The first layer of protection is provided by the endothelial cells, which are joined together by tight junctions . In addition to the physical barrier, there are molecular and enzymatic barriers, including carrier molecules that move substances in and out of the brain, delivering nutrients and removing toxins; enzymes in the endothelial cells degrade unwanted substances and prevent them from entering the brain. Another important interface between the blood and the CSF/ISF occurs at the choroid plexuses. Finally, another site of the blood–brain barrier BBB is the arachnoid villi cells in the subarachnoid space, which transfer CSF/ISF into the blood. All of the interfaces have a common property of being joined with tight junctions. The brain lacks a true lymphatic system to drain metabolic products and deliver nutrients. The CSF and ISF provide the lymphatic function, and have been referred to as the third circulation . Thus this complex series of interfaces, acting as the brain’s lymphatic circulation, moves molecules between cells and along perivascular spaces.

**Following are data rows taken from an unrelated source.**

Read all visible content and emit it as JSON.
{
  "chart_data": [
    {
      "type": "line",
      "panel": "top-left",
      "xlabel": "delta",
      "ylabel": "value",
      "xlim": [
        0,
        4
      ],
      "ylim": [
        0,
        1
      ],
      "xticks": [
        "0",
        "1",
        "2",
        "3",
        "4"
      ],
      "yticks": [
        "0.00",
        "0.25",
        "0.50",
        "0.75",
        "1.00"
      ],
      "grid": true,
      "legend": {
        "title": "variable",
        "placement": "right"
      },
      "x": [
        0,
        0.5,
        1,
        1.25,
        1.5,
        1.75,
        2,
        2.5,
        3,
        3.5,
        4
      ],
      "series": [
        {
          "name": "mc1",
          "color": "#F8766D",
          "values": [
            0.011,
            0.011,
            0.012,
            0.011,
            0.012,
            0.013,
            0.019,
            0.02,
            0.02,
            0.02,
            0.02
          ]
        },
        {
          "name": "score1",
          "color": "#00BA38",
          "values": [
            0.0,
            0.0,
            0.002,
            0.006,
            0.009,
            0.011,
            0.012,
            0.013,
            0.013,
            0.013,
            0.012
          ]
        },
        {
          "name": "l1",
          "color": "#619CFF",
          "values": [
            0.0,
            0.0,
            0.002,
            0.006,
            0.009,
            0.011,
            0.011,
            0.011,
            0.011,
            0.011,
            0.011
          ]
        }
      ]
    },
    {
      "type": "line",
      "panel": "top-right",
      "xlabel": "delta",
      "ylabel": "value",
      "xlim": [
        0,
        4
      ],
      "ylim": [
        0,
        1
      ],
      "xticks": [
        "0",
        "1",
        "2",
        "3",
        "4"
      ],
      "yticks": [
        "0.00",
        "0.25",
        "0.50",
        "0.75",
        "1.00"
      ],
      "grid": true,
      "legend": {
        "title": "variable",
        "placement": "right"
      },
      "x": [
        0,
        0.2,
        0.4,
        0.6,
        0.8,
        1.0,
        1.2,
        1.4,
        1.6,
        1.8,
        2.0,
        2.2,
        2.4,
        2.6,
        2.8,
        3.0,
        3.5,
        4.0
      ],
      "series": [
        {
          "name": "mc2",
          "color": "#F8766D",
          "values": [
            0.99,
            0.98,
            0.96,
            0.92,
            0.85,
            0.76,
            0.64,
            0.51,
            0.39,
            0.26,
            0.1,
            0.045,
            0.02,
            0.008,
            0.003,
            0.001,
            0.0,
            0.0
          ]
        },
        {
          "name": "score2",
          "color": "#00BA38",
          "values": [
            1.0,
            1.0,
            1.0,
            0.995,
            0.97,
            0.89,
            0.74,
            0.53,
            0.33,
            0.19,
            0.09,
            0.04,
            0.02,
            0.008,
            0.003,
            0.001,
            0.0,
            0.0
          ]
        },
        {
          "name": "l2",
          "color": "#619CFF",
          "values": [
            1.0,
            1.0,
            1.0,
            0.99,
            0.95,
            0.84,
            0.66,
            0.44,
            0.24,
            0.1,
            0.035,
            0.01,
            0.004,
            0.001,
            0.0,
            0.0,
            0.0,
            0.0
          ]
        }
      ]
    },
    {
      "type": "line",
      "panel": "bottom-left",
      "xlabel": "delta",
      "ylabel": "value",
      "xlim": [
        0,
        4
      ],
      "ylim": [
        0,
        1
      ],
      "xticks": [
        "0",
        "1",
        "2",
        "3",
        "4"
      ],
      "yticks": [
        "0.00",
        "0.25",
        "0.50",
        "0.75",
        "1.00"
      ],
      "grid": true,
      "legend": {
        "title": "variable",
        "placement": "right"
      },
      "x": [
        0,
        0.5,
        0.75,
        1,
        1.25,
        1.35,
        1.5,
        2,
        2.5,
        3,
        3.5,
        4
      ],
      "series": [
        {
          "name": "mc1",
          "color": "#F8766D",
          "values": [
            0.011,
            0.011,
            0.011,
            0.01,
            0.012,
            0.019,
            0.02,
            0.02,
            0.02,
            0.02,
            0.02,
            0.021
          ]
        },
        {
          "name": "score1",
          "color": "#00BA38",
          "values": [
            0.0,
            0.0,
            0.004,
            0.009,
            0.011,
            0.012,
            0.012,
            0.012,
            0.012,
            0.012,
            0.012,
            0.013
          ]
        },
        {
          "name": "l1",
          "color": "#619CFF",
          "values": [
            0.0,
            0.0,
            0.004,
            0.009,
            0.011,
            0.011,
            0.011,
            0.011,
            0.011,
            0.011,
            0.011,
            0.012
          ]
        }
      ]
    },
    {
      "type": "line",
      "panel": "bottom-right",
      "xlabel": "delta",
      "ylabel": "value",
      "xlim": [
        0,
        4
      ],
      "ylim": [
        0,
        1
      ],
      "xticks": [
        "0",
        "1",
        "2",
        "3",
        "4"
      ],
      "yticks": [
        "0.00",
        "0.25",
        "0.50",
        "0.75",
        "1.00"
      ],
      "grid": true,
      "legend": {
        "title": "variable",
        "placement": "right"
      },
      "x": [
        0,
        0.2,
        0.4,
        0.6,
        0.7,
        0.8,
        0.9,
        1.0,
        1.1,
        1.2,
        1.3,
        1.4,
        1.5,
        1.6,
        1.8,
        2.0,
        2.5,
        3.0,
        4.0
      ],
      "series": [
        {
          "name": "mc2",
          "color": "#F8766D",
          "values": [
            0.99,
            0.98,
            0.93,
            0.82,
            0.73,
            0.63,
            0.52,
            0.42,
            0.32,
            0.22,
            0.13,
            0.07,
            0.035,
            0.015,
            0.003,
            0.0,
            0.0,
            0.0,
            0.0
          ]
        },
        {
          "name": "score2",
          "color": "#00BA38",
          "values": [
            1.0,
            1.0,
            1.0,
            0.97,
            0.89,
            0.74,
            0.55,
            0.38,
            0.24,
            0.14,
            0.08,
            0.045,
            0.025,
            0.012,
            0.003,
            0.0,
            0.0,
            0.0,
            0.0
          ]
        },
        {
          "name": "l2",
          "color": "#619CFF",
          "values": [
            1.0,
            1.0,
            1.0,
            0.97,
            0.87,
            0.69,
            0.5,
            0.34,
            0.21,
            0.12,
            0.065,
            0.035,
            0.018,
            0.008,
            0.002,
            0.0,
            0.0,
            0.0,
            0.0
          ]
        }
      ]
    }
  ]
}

Because of the unique interfaces formed at critical sites in the brain, immunological reactions are limited in brain tissue, creating a site of “immunological privilege” . The tight junctions at each interface prevent the levels of electrolytes in the brain from fluctuating widely with changes in the systemic circulation, which would occur during strenuous exercise. The tight junctions prevent the entrance of large protein molecules into the brain, which results in 40 mg% of albumin in CSF normally with a corresponding level of 4 g in the blood. They also block entry of circulating blood cells.

Sampling of the CSF is a common clinical procedure that is relatively safe and inexpensive compared with other procedures, making it a cost-effective addition to the diagnostic workup. The aim of this chapter is to describe the physiology and biochemistry of the CSF and the blood–brain interfaces, particularly as they relate to stroke .

Blood–Brain Interfaces

Elaborate protective mechanisms are found in the brain mainly to separate the blood from brain cells. Release of blood into the brain as occurs with the rupture of an aneurysm produces a devastating effect. Each of the sites where blood comes into contact with brain fluids has a specialized epithelial-like layer of cells. The major interface is formed by the endothelial cells, which have specialized proteins between the cells that seal them together, forming tight junctions that prevent proteins and cells from passing, and maintains a high electrical resistance. In addition to the endothelial interface, there are similar tight junction proteins found at the choroid plexus and the arachnoid granulations ( Table 4.1 ). Tight junctions are composed of membrane proteins, occludin, claudins, and junctional adhesion molecules. Other proteins that are important in the maintenance of the tight junction cytoplasmic scaffolding proteins include zonula occludens, actin cytoskeleton, and associated proteins, such as protein kinases, small GTPases, and heterotrimeric G-proteins.

Tight junctions restrict passage of all but lipid-soluble molecules. Albumin, for example, which is 4–5 g/dl in the blood, is normally less than 50 mg/dl in the CSF. An important function of the BBB is to maintain differences in the concentrations between the blood and the brain for many electrolytes ( Table 4.2 ), and it prevents the wide fluctuations in blood levels of certain electrolytes related to food intake, exercise, and other factors.